Note: This version of section effective until 1-1-2018. See also following repeal of this section, effective 1-1-2018.
- (b) A domestic limited partnership that is not the surviving partnership in the merger shall file a certificate of cancellation, which must have an effective date not later than the effective date of the merger.
- (c) If, following a merger of one (1) or more domestic limited partnerships and one (1) or more foreign limited partnerships formed under the laws of another state, the surviving partnership is not a domestic limited partnership, the surviving partnership shall execute a certificate, which must be attached to the certificate of cancellation filed for each domestic limited partnership under section 4 of this chapter, that states that it agrees that it may be served with process in Indiana in any action for the enforcement of any obligation of the domestic limited partnership, that irrevocably appoints the secretary of state as its agent to accept service of process in any such action, and that specifies the address to which the secretary of state may mail a copy of process served in any such action. If there is service of process on the secretary of state under this subsection, the plaintiff in any such action shall furnish the secretary of state with the address specified in the certificate provided for in this section and any other address that the plaintiff may elect to furnish, and the secretary of state shall notify the surviving partnership at all such addresses furnished by the plaintiff in accordance with this section.
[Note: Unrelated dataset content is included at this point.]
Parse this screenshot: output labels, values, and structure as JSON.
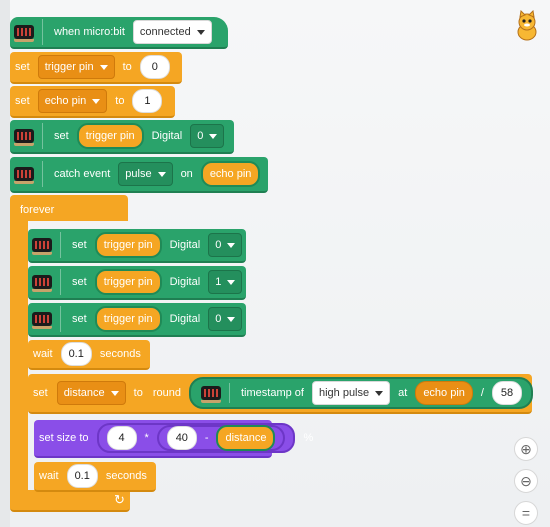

- (d) When the certificate of cancellation required by section 4 of this chapter becomes effective, for all purposes of the laws of Indiana, all of the rights, privileges, and powers of each of the partnerships that have merged, and all real property, personal property, and mixed property and all debts due to any of the partnerships, as well as all other things and causes of action belonging to each of the partnerships, shall be vested in the surviving partnership and become the property of the surviving partnership as they were of each of the partnerships that have merged. The title to any real property vested by deed or otherwise under the laws of Indiana in any of the partnerships does not revert and is not impaired by reason of this chapter. However, all rights of creditors and all liens upon any property of any of the partnerships are preserved unimpaired, and all debts, liabilities, and duties of each of the partnerships that have merged attach to the surviving partnership and may be enforced against it to the same extent as if those debts, liabilities, and duties had been incurred or contracted by it.
Sec. 12. (a) A domestic limited partnership may merge with or into one (1) or more domestic limited partnerships or foreign limited partnerships formed under the laws of another state, with one (1) partnership, as provided in the merger agreement, being the surviving partnership.